Set2Seq Transformer: Temporal and Positional-Aware Set Representations for Sequential Multiple-Instance Learning
Athanasios Efthymiou, Stevan Rudinac, Monika Kackovic, Nachoem Wijnberg, Marcel Worring
TL;DR
The paper introduces Set2Seq Transformer, a novel architecture for sequential multiple-instance learning that jointly models permutation-invariant set structure within each timestep and temporal dynamics across timesteps. It constructs per-timestep embeddings via a set encoder (DeepSets or Set Transformer) and enriches them with learnable temporal embeddings and positional encodings, producing a final sequence representation processed by a Transformer to predict outcomes from the last timestep. Evaluated on WikiArt-Seq2Rank for artistic-success ranking and Mesogeos for short-term wildfire forecasting, Set2Seq outperforms static MIL and standard temporal baselines, demonstrating cross-domain effectiveness and robustness to distributional shifts. The approach highlights the importance of integrating within-set permutation invariance with explicit temporal structure to capture both local and global patterns in complex sequential data.
Abstract
Sequential multiple-instance learning involves learning representations of sets distributed across discrete timesteps. In many real-world applications, modeling both the internal structure of sets and their temporal relationships across time is essential for capturing complex underlying patterns. However, existing methods either focus on learning set representations at a static level, ignoring temporal dynamics, or treat sequences as ordered lists of individual elements, lacking explicit mechanisms to represent sets. In this work, we propose Set2Seq Transformer, a novel architecture that jointly models permutation-invariant set structure and temporal dependencies by learning temporal and positional-aware representations of sets within a sequence in an end-to-end multimodal manner. We evaluate our Set2Seq Transformer on two tasks that require modeling both set structure alongside temporal and positional patterns, but differ significantly in domain, modality, and objective.

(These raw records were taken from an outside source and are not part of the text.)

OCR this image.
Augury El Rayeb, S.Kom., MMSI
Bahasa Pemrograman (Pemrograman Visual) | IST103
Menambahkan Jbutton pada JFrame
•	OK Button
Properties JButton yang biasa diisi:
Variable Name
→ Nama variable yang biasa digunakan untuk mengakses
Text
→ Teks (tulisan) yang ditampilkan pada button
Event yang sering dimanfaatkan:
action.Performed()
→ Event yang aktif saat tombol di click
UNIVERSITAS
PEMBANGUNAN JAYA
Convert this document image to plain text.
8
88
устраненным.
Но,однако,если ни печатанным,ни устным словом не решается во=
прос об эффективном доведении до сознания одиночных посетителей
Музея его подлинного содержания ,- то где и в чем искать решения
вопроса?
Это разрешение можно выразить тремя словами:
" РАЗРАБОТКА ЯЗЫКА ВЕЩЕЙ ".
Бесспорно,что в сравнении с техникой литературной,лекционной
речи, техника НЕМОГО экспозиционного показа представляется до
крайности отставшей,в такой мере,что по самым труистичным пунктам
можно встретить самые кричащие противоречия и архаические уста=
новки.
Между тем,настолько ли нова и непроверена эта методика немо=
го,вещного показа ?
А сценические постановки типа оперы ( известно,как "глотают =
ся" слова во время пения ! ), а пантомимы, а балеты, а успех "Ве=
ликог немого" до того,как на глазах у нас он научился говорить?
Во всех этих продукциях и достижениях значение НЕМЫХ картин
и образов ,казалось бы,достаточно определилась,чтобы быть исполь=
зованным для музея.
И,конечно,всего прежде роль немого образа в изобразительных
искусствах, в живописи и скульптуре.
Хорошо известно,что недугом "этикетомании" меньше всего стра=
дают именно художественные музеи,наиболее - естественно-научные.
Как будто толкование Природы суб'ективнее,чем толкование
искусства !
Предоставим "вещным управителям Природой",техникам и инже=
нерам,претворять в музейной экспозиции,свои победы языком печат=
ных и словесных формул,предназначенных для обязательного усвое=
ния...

First, we consider a fine-art analysis task, modeling artists' oeuvres for predicting artistic success using a novel dataset, WikiArt-Seq2Rank. Second, we utilize our Set2Seq Transformer for a short-term wildfire danger forecasting task. Through extensive experimentation, we show that our Set2Seq Transformer significantly improves over traditional static multiple-instance learning methods by effectively learning permutation-invariant set, temporal, and positional-aware representations across diverse domains, modalities, and tasks. We will release both the dataset and model implementations on GitHub.